Critique : Miocardio
par Alfonso Rivera
- Dans son deuxième long, José Manuel Carrasco réunit Vito Sanz et Marina Salas pour parler, entre humour et mélancolie, de secondes chances, de plaies encore à vif, et de crises mentales et créatives

Le myocarde est le muscle qui entoure le cœur, pompe notre sang et nous permet de vivre. C’est aussi le titre, gonflé de symbolisme, du deuxième long-métrage de José Manuel Carrasco, Miocardio [+lire aussi :
interview : José Manuel Carrasco
fiche film], qui a été présenté dans la nouvelle section Rampa du 21e Festival du cinéma européen de Séville. Le film est interprété par cet acteur qui fait l'effet d'être le fils caché de Jack Lemmon et Woody Allen, à savoir Vito Sanz, et une actrice pétillante, muse du réalisateur : Marina Salas.
Dans Miocardio, ils débordent d’alchimie, mais pas toujours dans le bon sens. C'est que dans la lignée de couples iconiques comme Elizabeth Taylor et Richard Burton, Katharine Hepburn et Cary Grant ou Tom Hanks et Meg Ryan, ils se disputent beaucoup, se livrant de continuels duels dialectiques, parfois avec beaucoup d'aigreur. C'est qu'ils ont auparavant formé un couple, mais l’une a quitté l’autre et à présent, il faut bien en parler (malgré les rancœurs, les fantômes du passé et autres cadeaux de ce type), se dire ses quatre vérités et essayer de refermer les blessures mal cicatrisées.
Les 75 minutes que dure ce film se déploient entre deux décors : un plateau de télévision et un appartement lumineux et accueillant, mais avec des fuites et dégâts des eaux. Dans le premier décor, l’écrivain qu'interprète Luis Callejo (qui est déjà intervenu dans les courts-métrages du réalisateur, Vida en Marte et Consulta 16) répond à des questions dans le cadre d’une interview. À partir de ses réponses, la caméra voyage dans l’espace-temps jusqu’à arriver dans le second décor, où Vito Sanz Vitor se réveille avec un de ces coups de mou qui présagent la fin de votre monde.
Cependant, un appel téléphonique va donner un autre tour à son existence triste et désespérée, après quoi Ana (incarnée avec énergie par Marina Salas) se présente à sa porte.
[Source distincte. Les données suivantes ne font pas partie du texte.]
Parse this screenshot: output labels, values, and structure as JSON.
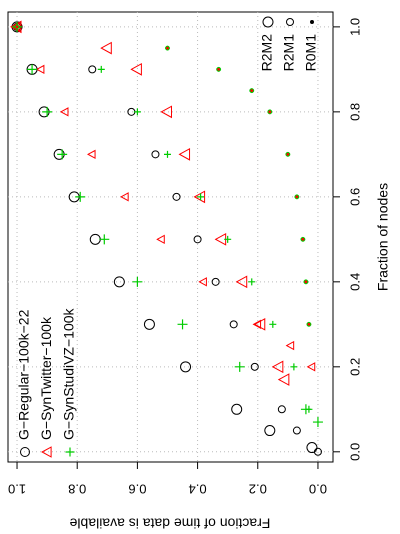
{
  "chart_data": {
    "type": "scatter",
    "x_label": "Fraction of nodes",
    "y_label": "Fraction of time data is available",
    "xlim": [
      -0.024,
      1.035
    ],
    "ylim": [
      -0.05,
      1.03
    ],
    "xticks": [
      {
        "value": 0,
        "label": "0.0"
      },
      0.2,
      0.4,
      0.6,
      0.8,
      {
        "value": 1,
        "label": "1.0"
      }
    ],
    "yticks": [
      {
        "value": 0,
        "label": "0.0"
      },
      0.2,
      0.4,
      0.6,
      0.8,
      {
        "value": 1,
        "label": "1.0"
      }
    ],
    "grid": true,
    "legend_datasets": [
      {
        "label": "G−Regular−100k−22",
        "color": "#000000",
        "marker": "circle"
      },
      {
        "label": "G−SynTwitter−100k",
        "color": "#ff0000",
        "marker": "triangle"
      },
      {
        "label": "G−SynStudiVZ−100k",
        "color": "#00cc00",
        "marker": "plus"
      }
    ],
    "legend_variants": [
      {
        "label": "R2M2",
        "size": 5
      },
      {
        "label": "R2M1",
        "size": 3.5
      },
      {
        "label": "R0M1",
        "size": 1.5
      }
    ],
    "series": [
      {
        "color": "#000000",
        "marker": "circle",
        "size": 5,
        "x": [
          0.01,
          0.05,
          0.1,
          0.2,
          0.3,
          0.4,
          0.5,
          0.6,
          0.7,
          0.8,
          0.9,
          1.0
        ],
        "values": [
          0.02,
          0.16,
          0.27,
          0.44,
          0.56,
          0.66,
          0.74,
          0.81,
          0.86,
          0.91,
          0.95,
          1.0
        ]
      },
      {
        "color": "#000000",
        "marker": "circle",
        "size": 3.5,
        "x": [
          0.0,
          0.05,
          0.1,
          0.2,
          0.3,
          0.4,
          0.5,
          0.6,
          0.7,
          0.8,
          0.9,
          1.0
        ],
        "values": [
          0.0,
          0.07,
          0.12,
          0.21,
          0.28,
          0.34,
          0.4,
          0.47,
          0.54,
          0.62,
          0.75,
          1.0
        ]
      },
      {
        "color": "#ff0000",
        "marker": "triangle",
        "size": 5,
        "x": [
          0.17,
          0.2,
          0.3,
          0.4,
          0.5,
          0.6,
          0.7,
          0.8,
          0.9,
          0.95,
          1.0
        ],
        "values": [
          0.11,
          0.13,
          0.19,
          0.25,
          0.32,
          0.39,
          0.44,
          0.5,
          0.6,
          0.7,
          1.0
        ]
      },
      {
        "color": "#ff0000",
        "marker": "triangle",
        "size": 3.5,
        "x": [
          0.2,
          0.25,
          0.3,
          0.4,
          0.5,
          0.6,
          0.7,
          0.8,
          0.9,
          1.0
        ],
        "values": [
          0.02,
          0.09,
          0.2,
          0.38,
          0.52,
          0.64,
          0.75,
          0.84,
          0.92,
          1.0
        ]
      },
      {
        "color": "#00cc00",
        "marker": "plus",
        "size": 5,
        "x": [
          0.07,
          0.1,
          0.2,
          0.3,
          0.4,
          0.5,
          0.6,
          0.7,
          0.8,
          0.9,
          1.0
        ],
        "values": [
          0.0,
          0.04,
          0.26,
          0.45,
          0.6,
          0.71,
          0.79,
          0.85,
          0.9,
          0.95,
          1.0
        ]
      },
      {
        "color": "#00cc00",
        "marker": "plus",
        "size": 3.5,
        "x": [
          0.1,
          0.2,
          0.3,
          0.4,
          0.5,
          0.6,
          0.7,
          0.8,
          0.9,
          1.0
        ],
        "values": [
          0.03,
          0.08,
          0.15,
          0.22,
          0.3,
          0.39,
          0.5,
          0.6,
          0.72,
          1.0
        ]
      },
      {
        "color": "#00cc00",
        "marker": "circle",
        "size": 2.2,
        "x": [
          0.3,
          0.4,
          0.5,
          0.6,
          0.7,
          0.8,
          0.85,
          0.9,
          0.95,
          1.0
        ],
        "values": [
          0.03,
          0.04,
          0.05,
          0.07,
          0.1,
          0.16,
          0.22,
          0.33,
          0.5,
          1.0
        ]
      },
      {
        "color": "#ff0000",
        "marker": "circle",
        "size": 1.2,
        "x": [
          0.3,
          0.4,
          0.5,
          0.6,
          0.7,
          0.8,
          0.85,
          0.9,
          0.95,
          1.0
        ],
        "values": [
          0.03,
          0.04,
          0.05,
          0.07,
          0.1,
          0.16,
          0.22,
          0.33,
          0.5,
          1.0
        ]
      }
    ]
  }
}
Comment, alors, ne pas parler du passé, entre ancienne actrice avec la tête pleine de rêves et écrivain auquel la critique avait apposé l'étiquette de "jeune promesse" à ses débuts et auquel elle continue de coller ridiculement, car il n’a jamais plus rien publié.
À partir de là, Carrasco déploie toute son habilité démontrée pour écrire des dialogues ingénieux et confronter deux personnages qui, entre comédie et drame, se crachent au visage des vérités, des reproches et autres gentillesses du même acabit, alimentées par des années de silence et d'éloignement. Ces retrouvailles qui ont une saveur de rage, de rancœur et de nostalgie, le cinéaste, comme dans une boucle infinie ou la énième version d'Un jour sans fin, va les répéter quatre fois, pour illustrer les différentes opportunités que la vie peut, parfois, nous offrir.
Miocardio, qui bénéficie d'une mise en scène simple, mais suffisamment chargée et profonde, s'appuie sur les interprétations engagées de ses comédiens dans des dialogues qui n’abusent pas des plaisanteries, mais ne se privent pas d’user de jeux de mots, et sur le pouvoir de l'imagination pour revivre des moments, retrouver espoir et arriver à remettre à flot des vies à la dérive. Au bout du compte, c'est encore avec le sourire qu'on parle le mieux de sujets délicats, ce que savait très bien faire Billy Wilder, en qui Carrasco a trouvé un modèle et un maître.
Miocardio a été produit par Malvalanda.